Seed priming with selenium for mitigating mercury risk: three key challenges and a proposed research framework.

(1) For efficiency validation, controlled hydroponic conditions should be employed to systematically evaluate the effects of seed priming with different Se species (e.g., selenite, SeCys, and Se nanoparticles) at a range of concentrations on MeHg uptake, translocation, and accumulation in rice. Combined with rice growth parameters, the optimal Se species and its safety threshold can be identified.

(2) For potential mechanisms, advanced in vivo elemental distribution techniques should be used to visualize and quantify the speciation dynamics as well as spatial co-localization of Se and Hg at the root interface and within plant tissues. Meanwhile, integrated multi-omics analyses, including transcriptomics, proteomics, and metabolomics, should be applied to elucidate the molecular network underlying the responses of primed rice to MeHg accumulation. The primary focus should be on identifying key genes and proteins involved in antioxidant defense, heavy metal detoxification, or potential demethylation pathways.

(3) For large-scale application, once we have a clearer picture of the dose-response relationships and the underlying mechanisms, the final step is to test Se priming under more realistic conditions—first in pot experiments using representative paddy soils with varying physicochemical properties (e.g., acidic vs neutral pH, high vs low organic matter content), then in field trials with different levels of historical MeHg contamination. These trials should assess not only agronomic performance but also its environmental stability and long-term ecological side effects.
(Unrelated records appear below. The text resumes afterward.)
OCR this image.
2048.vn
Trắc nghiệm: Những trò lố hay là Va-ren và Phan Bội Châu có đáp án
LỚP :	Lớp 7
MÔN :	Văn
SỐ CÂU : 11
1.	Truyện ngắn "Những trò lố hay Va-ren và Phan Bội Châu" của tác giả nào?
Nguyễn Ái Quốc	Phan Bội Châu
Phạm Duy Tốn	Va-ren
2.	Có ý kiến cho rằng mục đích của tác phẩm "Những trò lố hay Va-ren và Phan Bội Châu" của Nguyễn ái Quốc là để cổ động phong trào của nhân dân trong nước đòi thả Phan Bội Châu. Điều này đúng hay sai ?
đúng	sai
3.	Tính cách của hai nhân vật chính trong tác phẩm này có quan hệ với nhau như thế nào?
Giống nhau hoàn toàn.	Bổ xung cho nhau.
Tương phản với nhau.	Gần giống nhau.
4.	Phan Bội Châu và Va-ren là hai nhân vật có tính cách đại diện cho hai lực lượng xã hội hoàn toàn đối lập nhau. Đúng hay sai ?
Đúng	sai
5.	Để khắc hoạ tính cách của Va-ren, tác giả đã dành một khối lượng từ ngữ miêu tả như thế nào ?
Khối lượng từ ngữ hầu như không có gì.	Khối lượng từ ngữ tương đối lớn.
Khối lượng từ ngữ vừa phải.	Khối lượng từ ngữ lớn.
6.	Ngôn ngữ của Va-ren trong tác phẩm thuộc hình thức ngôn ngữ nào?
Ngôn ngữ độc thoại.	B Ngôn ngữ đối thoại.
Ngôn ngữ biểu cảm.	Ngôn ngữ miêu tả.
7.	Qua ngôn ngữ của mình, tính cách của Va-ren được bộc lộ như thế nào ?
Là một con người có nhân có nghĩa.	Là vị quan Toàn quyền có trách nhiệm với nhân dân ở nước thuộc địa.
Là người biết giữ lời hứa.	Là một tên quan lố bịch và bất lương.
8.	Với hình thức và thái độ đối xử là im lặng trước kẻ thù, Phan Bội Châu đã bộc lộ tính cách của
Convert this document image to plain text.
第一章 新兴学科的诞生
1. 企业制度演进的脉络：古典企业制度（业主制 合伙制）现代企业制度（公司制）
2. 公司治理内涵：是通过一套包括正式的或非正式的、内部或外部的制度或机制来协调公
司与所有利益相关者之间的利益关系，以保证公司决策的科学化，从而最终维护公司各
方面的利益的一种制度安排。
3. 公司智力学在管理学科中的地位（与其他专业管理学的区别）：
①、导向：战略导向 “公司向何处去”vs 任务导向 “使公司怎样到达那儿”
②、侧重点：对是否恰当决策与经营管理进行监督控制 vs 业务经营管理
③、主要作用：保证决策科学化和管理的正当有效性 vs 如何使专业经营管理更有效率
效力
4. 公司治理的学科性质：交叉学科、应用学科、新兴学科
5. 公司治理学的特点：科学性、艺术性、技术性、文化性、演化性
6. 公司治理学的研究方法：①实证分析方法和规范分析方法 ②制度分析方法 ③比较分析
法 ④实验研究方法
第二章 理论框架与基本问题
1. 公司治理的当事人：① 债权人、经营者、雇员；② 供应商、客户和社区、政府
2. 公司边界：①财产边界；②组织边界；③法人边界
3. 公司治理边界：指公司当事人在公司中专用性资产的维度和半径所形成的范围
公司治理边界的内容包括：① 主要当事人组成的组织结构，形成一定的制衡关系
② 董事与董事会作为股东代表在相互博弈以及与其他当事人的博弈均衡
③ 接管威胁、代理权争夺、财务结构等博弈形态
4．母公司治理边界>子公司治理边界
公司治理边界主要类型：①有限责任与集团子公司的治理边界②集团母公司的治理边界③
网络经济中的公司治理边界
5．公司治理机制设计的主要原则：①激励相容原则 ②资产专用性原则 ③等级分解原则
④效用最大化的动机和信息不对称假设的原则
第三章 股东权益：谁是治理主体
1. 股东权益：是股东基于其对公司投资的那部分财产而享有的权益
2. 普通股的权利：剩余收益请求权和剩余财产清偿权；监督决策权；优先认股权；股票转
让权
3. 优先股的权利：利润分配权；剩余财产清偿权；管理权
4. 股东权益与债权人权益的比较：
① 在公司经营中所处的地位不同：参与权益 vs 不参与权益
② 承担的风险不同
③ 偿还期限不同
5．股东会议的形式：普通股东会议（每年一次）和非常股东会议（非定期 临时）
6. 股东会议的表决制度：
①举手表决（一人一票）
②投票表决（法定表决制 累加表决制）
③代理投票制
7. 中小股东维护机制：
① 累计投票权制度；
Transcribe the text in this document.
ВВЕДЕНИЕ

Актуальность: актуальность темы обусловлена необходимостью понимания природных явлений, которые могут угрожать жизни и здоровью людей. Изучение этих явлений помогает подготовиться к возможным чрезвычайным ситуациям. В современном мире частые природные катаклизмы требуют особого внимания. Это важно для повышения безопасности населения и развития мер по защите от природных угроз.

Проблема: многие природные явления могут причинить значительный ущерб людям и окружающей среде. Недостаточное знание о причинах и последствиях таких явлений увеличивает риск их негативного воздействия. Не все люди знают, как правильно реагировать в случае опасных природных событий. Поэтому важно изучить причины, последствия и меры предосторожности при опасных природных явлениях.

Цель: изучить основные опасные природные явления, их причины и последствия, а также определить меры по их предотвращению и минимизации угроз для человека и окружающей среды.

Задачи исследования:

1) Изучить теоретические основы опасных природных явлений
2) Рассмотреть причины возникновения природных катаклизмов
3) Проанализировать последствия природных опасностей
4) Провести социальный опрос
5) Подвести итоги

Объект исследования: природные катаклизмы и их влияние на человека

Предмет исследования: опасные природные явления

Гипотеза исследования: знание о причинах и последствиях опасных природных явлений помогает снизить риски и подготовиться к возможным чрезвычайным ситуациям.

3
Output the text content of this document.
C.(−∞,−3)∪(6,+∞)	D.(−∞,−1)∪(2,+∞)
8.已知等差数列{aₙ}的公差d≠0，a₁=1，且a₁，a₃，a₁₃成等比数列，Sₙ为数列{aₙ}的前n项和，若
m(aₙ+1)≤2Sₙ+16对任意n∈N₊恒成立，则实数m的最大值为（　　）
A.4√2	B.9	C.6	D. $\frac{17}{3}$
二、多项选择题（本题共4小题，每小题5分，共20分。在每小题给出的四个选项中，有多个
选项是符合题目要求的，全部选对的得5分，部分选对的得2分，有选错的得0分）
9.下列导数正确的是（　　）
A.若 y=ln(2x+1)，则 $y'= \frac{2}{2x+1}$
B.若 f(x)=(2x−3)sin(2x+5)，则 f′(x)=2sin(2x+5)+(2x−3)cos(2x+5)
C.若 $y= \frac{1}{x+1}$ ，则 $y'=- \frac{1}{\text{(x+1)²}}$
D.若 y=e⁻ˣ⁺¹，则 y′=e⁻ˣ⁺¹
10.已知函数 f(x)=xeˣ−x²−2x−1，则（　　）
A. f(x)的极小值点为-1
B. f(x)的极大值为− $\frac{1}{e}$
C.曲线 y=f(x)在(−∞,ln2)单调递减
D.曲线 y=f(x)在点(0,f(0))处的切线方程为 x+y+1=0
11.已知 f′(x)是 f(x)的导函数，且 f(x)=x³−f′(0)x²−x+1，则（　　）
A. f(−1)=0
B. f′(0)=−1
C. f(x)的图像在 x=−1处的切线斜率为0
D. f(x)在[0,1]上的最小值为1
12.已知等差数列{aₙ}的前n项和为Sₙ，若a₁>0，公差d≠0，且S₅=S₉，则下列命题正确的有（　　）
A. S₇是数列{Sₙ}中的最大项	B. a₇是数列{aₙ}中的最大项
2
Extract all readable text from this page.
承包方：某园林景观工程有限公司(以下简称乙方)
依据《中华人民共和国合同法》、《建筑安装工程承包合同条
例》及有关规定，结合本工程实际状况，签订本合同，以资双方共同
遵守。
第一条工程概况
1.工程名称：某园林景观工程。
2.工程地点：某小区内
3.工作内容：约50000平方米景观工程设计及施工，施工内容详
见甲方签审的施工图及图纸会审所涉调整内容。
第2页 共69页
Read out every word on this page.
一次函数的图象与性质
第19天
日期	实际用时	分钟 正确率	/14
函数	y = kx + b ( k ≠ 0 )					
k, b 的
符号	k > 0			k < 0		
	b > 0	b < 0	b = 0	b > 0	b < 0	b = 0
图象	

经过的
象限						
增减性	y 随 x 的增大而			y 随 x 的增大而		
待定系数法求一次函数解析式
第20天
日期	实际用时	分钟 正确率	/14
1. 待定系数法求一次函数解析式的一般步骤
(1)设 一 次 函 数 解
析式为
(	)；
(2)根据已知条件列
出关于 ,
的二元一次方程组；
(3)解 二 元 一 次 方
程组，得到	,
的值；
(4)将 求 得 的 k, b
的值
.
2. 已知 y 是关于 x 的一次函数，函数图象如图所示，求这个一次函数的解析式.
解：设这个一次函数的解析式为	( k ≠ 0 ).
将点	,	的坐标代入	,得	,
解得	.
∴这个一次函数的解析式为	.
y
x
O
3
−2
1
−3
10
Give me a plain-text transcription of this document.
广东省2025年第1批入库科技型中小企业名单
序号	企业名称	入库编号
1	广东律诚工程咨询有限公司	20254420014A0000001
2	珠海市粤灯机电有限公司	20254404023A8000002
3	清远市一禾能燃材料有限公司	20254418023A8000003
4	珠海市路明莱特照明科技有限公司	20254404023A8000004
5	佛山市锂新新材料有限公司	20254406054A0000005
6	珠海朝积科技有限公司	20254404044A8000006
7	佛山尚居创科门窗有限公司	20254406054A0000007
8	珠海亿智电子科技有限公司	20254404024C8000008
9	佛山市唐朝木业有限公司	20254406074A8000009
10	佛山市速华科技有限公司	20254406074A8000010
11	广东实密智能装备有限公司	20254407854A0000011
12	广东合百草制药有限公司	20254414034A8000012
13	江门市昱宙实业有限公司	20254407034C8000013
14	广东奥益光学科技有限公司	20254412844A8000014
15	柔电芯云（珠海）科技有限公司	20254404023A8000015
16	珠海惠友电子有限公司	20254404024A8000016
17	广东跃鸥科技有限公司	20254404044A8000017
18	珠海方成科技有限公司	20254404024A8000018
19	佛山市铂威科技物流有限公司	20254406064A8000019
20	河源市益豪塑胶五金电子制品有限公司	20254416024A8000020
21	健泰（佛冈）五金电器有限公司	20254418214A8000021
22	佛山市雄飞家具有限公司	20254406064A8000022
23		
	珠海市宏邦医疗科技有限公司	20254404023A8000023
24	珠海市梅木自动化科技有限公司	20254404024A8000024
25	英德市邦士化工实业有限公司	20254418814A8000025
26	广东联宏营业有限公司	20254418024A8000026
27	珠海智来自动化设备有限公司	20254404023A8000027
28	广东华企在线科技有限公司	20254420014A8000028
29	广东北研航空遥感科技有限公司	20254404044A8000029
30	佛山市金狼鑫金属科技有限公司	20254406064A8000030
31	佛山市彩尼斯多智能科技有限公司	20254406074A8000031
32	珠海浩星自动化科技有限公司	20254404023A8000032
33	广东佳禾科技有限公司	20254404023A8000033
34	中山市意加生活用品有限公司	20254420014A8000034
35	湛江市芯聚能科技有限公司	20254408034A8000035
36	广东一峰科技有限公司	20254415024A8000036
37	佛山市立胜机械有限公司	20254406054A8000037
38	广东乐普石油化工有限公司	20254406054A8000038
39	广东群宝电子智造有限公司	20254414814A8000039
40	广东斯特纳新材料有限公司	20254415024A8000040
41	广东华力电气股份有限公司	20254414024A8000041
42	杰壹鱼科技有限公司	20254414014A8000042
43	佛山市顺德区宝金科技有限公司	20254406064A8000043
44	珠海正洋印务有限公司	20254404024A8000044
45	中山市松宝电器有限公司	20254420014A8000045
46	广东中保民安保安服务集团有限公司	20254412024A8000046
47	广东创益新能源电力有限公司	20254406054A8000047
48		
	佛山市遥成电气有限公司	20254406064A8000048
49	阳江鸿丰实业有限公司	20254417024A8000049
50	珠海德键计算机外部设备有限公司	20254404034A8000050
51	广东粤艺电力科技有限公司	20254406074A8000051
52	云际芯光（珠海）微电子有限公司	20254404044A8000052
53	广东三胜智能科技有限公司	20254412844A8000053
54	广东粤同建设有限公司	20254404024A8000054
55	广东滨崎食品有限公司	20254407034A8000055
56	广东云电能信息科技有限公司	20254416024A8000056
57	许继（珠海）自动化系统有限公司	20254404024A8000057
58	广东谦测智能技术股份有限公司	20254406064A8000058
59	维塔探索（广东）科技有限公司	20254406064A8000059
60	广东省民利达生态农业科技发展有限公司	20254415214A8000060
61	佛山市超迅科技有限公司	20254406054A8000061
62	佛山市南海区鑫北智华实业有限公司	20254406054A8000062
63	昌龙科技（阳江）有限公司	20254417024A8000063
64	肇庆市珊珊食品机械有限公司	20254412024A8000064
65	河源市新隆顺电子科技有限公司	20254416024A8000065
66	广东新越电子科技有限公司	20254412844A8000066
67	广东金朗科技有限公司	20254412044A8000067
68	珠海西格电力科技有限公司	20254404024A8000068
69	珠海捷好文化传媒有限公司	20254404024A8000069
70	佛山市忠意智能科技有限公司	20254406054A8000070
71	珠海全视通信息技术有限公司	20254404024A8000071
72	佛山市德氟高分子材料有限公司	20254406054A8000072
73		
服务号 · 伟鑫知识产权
By incorporating these specific techniques, experimental designs, and assessment endpoints, the proposed three-step framework becomes a technically grounded roadmap for systematically evaluating seed priming with Se as a sustainable strategy to mitigate MeHg accumulation in rice.

Seed priming provides clear benefits for enhancing rice tolerance to heavy metals, with potential applicability to Hg stress, and is characterized by low cost, high controllability, and environmental friendliness. In the case of Se, seed priming represents a promising strategy that sustains antagonism against MeHg uptake and translocation throughout the entire growth period, thereby reducing Hg accumulation in grains and effectively mitigating associated environmental and health risks while strengthening food safety at the source. Furthermore, this strategy provides a transferable interdisciplinary framework for research and application in addressing similar paddy pollution challenges, thereby contributing to the transition of agricultural production systems toward more eco-friendly practices.